57. For loading data Pre-Create Regions
• Tables in HBase are initially created with one region by
default.
• For bulk imports, this means that all clients will write
to the same region until it is large enough to split and
become distributed across the cluster.
• A useful pattern to speed up the bulk import process is
to pre-create empty regions.
• Note that too-many regions can actually degrade
performance.
58. Enable Scan Caching
• When HBase is used as an input source for a MapReduce job,
set setCaching to something greater than the default (which is
1).
• Using the default value => map-task will make call back to the
region-server for every record processed.
– Setting this value to 80, for example, will transfer 80 rows at a time to
the client to be processed.
• There is a cost/benefit to have the cache value be large because
it costs more in memory for both client and RegionServer, so
bigger isn't always better.
• It appears from the experimentation that selecting a value
between 50 and 100 gives good performance in our setup.
59. Right Scan Attribute Selection
• Whenever a Scan is used to process large numbers of
rows (and especially when used as a MapReduce
source), we shall select the right set of attributes.

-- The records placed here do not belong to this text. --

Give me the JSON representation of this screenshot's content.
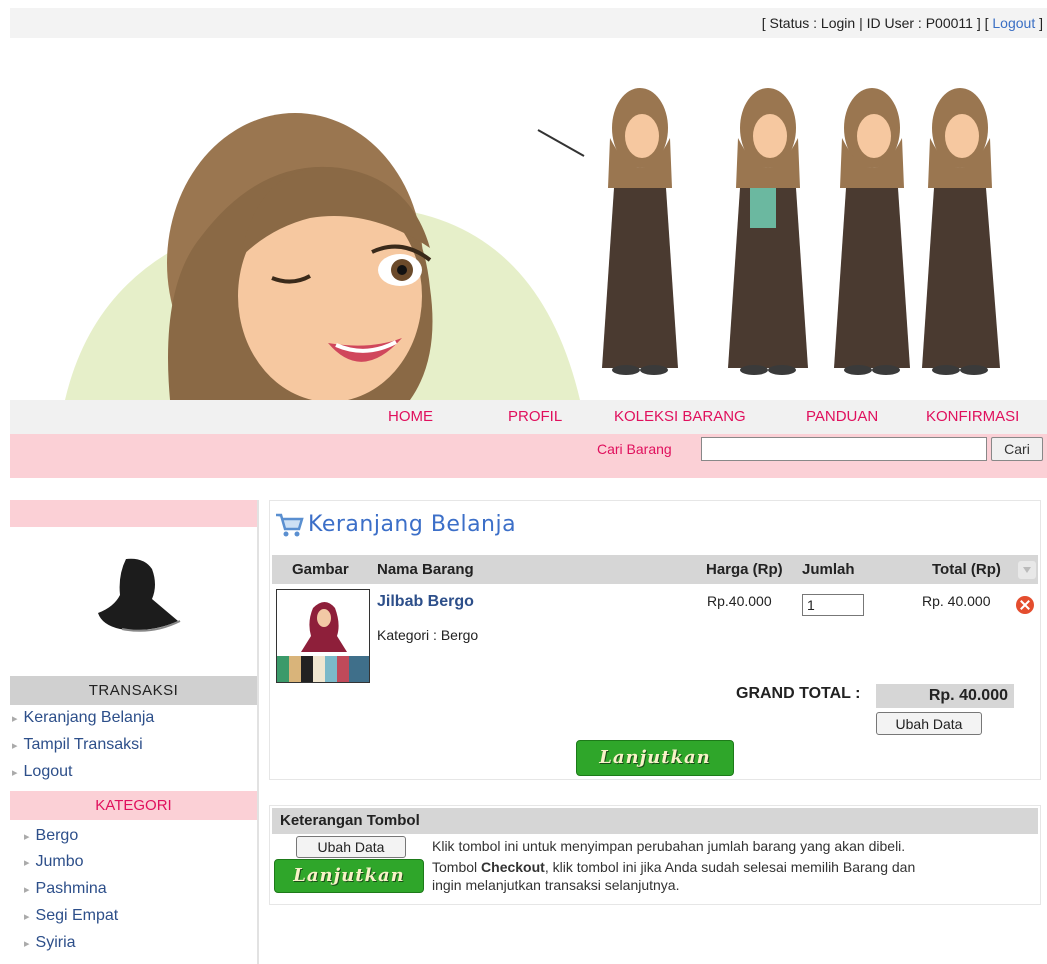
{
  "status": {
    "prefix": "[ Status : Login | ID User : P00011 ] [ ",
    "logout": "Logout",
    "suffix": " ]"
  },
  "nav": {
    "items": [
      "HOME",
      "PROFIL",
      "KOLEKSI BARANG",
      "PANDUAN",
      "KONFIRMASI"
    ]
  },
  "search": {
    "label": "Cari Barang",
    "value": "",
    "button": "Cari"
  },
  "sidebar": {
    "transaksi_heading": "TRANSAKSI",
    "transaksi_items": [
      "Keranjang Belanja",
      "Tampil Transaksi",
      "Logout"
    ],
    "kategori_heading": "KATEGORI",
    "kategori_items": [
      "Bergo",
      "Jumbo",
      "Pashmina",
      "Segi Empat",
      "Syiria"
    ]
  },
  "cart": {
    "title": "Keranjang Belanja",
    "columns": [
      "Gambar",
      "Nama Barang",
      "Harga (Rp)",
      "Jumlah",
      "Total (Rp)"
    ],
    "item": {
      "name": "Jilbab Bergo",
      "category": "Kategori : Bergo",
      "price": "Rp.40.000",
      "qty": "1",
      "total": "Rp. 40.000"
    },
    "grand_total_label": "GRAND TOTAL :",
    "grand_total_value": "Rp. 40.000",
    "update_button": "Ubah Data",
    "continue_button": "Lanjutkan"
  },
  "keterangan": {
    "heading": "Keterangan Tombol",
    "update_button": "Ubah Data",
    "update_desc": "Klik tombol ini untuk menyimpan perubahan jumlah barang yang akan dibeli.",
    "continue_button": "Lanjutkan",
    "continue_desc_1": "Tombol ",
    "continue_desc_bold": "Checkout",
    "continue_desc_2": ", klik tombol ini jika Anda sudah selesai memilih Barang dan",
    "continue_desc_3": "ingin melanjutkan transaksi selanjutnya."
  },
  "colors": {
    "accent_pink": "#e0105d",
    "pink_bar": "#fbd0d6",
    "link_blue": "#2d4f8a",
    "button_green": "#2fa62a"
  }
}
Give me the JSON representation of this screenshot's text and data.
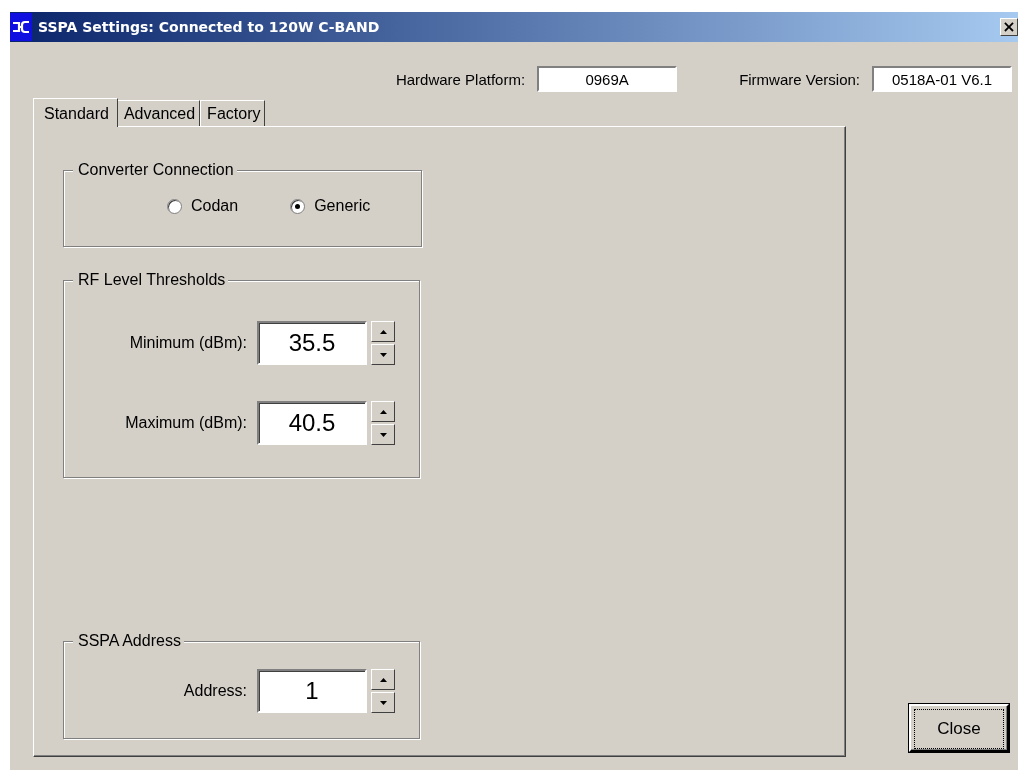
{
  "window": {
    "title": "SSPA Settings: Connected to 120W C-BAND",
    "close": "×"
  },
  "info": [
    {
      "label": "Hardware Platform:",
      "value": "0969A"
    },
    {
      "label": "Firmware Version:",
      "value": "0518A-01 V6.1"
    }
  ],
  "tabs": [
    {
      "label": "Standard",
      "selected": true
    },
    {
      "label": "Advanced",
      "selected": false
    },
    {
      "label": "Factory",
      "selected": false
    }
  ],
  "groups": [
    {
      "kind": "radio",
      "title": "Converter Connection",
      "options": [
        {
          "label": "Codan",
          "selected": false
        },
        {
          "label": "Generic",
          "selected": true
        }
      ]
    },
    {
      "kind": "spin",
      "title": "RF Level Thresholds",
      "fields": [
        {
          "label": "Minimum (dBm):",
          "value": "35.5"
        },
        {
          "label": "Maximum (dBm):",
          "value": "40.5"
        }
      ]
    },
    {
      "kind": "spin",
      "title": "SSPA Address",
      "fields": [
        {
          "label": "Address:",
          "value": "1"
        }
      ]
    }
  ],
  "close_button": {
    "label": "Close"
  }
}
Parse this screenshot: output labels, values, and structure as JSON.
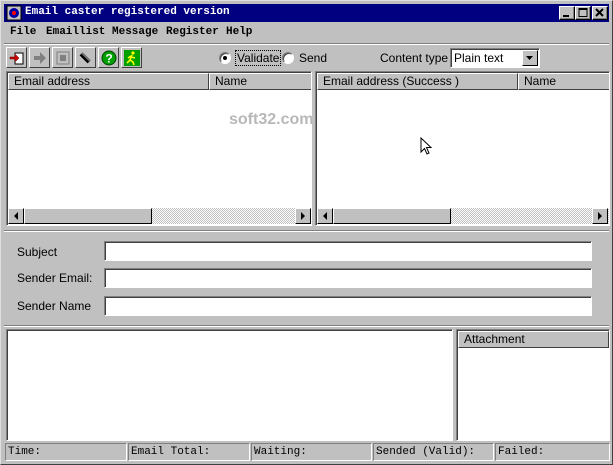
{
  "window": {
    "title": "Email caster registered version"
  },
  "menu": [
    "File",
    "Emaillist",
    "Message",
    "Register",
    "Help"
  ],
  "toolbar": {
    "buttons": [
      "open-list-icon",
      "next-arrow-icon",
      "stop-icon",
      "attach-icon",
      "help-icon",
      "run-icon"
    ],
    "mode": {
      "validate_label": "Validate",
      "send_label": "Send",
      "selected": "Validate"
    },
    "content_type_label": "Content type",
    "content_type_value": "Plain text"
  },
  "left_list": {
    "columns": [
      "Email address",
      "Name"
    ],
    "rows": []
  },
  "right_list": {
    "columns": [
      "Email address (Success )",
      "Name"
    ],
    "rows": []
  },
  "watermark": "soft32.com",
  "form": {
    "subject_label": "Subject",
    "subject_value": "",
    "sender_email_label": "Sender Email:",
    "sender_email_value": "",
    "sender_name_label": "Sender Name",
    "sender_name_value": ""
  },
  "message_body": "",
  "attachment": {
    "header": "Attachment",
    "items": []
  },
  "status": {
    "time": "Time:",
    "email_total": "Email Total:",
    "waiting": "Waiting:",
    "sended": "Sended (Valid):",
    "failed": "Failed:"
  },
  "colors": {
    "titlebar": "#000080",
    "face": "#c0c0c0",
    "field": "#ffffff"
  }
}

• If scan.addFamily is called then all of the attributes in
the specified ColumnFamily will be returned to the
client.
• If only a small number of the available attributes are to
be processed, then only those attributes should be
specified in the input scan because attribute over-selection
is a non-trivial performance penalty over
large datasets.
60. Optimize handler.count
• Count of RPC Listener instances spun up on
RegionServers. Same property is used by the Master
for count of master handlers.
– Default is 10.
• This setting in essence sets how many requests are
concurrently being processed inside the RegionServer
at any one time.
• If multiple map-reduce job is running in the cluster
and there is enough map capacity to handle the jobs
concurrently, then this parameter needs to be tuned.